As usual I’ve been watching quite a lot of things over the past two months or so and some of that I have really enjoyed. I always mean to blog about what I enjoyed but somehow other things come up and I don’t write about as much as I could have done, mostly because I’m too lazy to go into more lengthy critiques. So, now I am summing up some things I’ve been enjoying entertainment wise recently, with shorter comments instead of lengthy reviews.

Let me start with Hallmark, which are basically mindless movies that I can enjoy after intense periods such as closely following elections in the USA or dealing with work stuff that frustrates me. I needed to take my mind off things for a bit, so after a bit of a Hallmark hiatus, I dove back into it to watch some of the Christmas Hallmark movies these past two months. Although most of them were fast forward worthy (I was again reminded of my Hallmark Christmas movie nightmare I once had), there were a few that I did quite enjoy. My fave (of the ones I have seen) is a movie with Warren Christie and Candace Cameron Bure with the very uninspiring title If I Only Had Christmas. It’s about a cheerful publicist teaming up with a cynical undercover rich business owner as they help a charity in need at Christmastime.
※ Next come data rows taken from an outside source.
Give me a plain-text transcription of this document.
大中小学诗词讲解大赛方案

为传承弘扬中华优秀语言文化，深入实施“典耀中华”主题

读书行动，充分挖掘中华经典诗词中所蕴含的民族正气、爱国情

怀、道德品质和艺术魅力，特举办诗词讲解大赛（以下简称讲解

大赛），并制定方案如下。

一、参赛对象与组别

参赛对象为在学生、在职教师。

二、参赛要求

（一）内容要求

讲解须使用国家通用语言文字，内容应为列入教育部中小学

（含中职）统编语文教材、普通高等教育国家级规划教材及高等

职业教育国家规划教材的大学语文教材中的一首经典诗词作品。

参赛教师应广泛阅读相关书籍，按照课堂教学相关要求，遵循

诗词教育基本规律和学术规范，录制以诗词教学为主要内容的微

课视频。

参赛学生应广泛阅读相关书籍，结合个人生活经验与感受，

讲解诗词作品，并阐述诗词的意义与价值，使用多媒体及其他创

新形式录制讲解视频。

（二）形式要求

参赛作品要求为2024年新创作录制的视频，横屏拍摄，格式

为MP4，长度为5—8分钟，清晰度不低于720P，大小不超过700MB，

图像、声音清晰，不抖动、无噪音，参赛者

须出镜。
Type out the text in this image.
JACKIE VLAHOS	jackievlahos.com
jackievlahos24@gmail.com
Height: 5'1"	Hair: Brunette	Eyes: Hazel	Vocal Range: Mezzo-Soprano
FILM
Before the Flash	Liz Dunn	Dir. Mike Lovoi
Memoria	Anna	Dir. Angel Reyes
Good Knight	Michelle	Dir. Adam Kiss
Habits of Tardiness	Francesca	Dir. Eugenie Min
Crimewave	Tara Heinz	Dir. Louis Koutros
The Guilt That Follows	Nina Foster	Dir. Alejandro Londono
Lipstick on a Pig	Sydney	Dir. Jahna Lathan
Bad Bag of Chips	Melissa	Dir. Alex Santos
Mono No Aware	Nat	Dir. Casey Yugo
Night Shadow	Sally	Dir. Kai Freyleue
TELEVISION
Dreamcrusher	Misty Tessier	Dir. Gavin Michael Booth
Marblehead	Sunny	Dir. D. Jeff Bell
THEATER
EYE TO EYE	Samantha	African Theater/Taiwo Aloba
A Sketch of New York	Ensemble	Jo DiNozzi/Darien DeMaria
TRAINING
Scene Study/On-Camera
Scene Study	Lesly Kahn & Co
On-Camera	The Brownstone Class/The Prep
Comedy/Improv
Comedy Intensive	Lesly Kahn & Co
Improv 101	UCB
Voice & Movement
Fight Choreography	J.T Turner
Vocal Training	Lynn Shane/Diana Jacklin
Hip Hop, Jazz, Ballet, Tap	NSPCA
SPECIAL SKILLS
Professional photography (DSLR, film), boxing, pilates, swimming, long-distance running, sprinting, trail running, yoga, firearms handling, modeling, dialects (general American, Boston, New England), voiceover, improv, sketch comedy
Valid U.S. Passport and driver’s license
I found especially the performance of Warren Christie to be quite soulful, which gave the not too surprising story (no Hallmark story ever is) an extra dimension.

I also liked the Paul Campbell and Kimberley Sustad movie, which they also co-wrote together, called Christmas By Starlight. The story is about a lawyer who makes a deal with the heir to a development firm to spare her family’s restaurant from demolition. She spends the week with him posing as the legal counsel his father is demanding he hire in the wake of some costly mistakes. I’ve blogged about Paul Campbell before, I always enjoy watching him, and Kimberley Sustad really is a perfect partner for him and he for her, this is their third film (I think) together. Again, the story isn’t too surprising but there are some fun scenes and there’s some amusing easy banter that goes along well with their easy rapport with each other; I enjoyed watching this.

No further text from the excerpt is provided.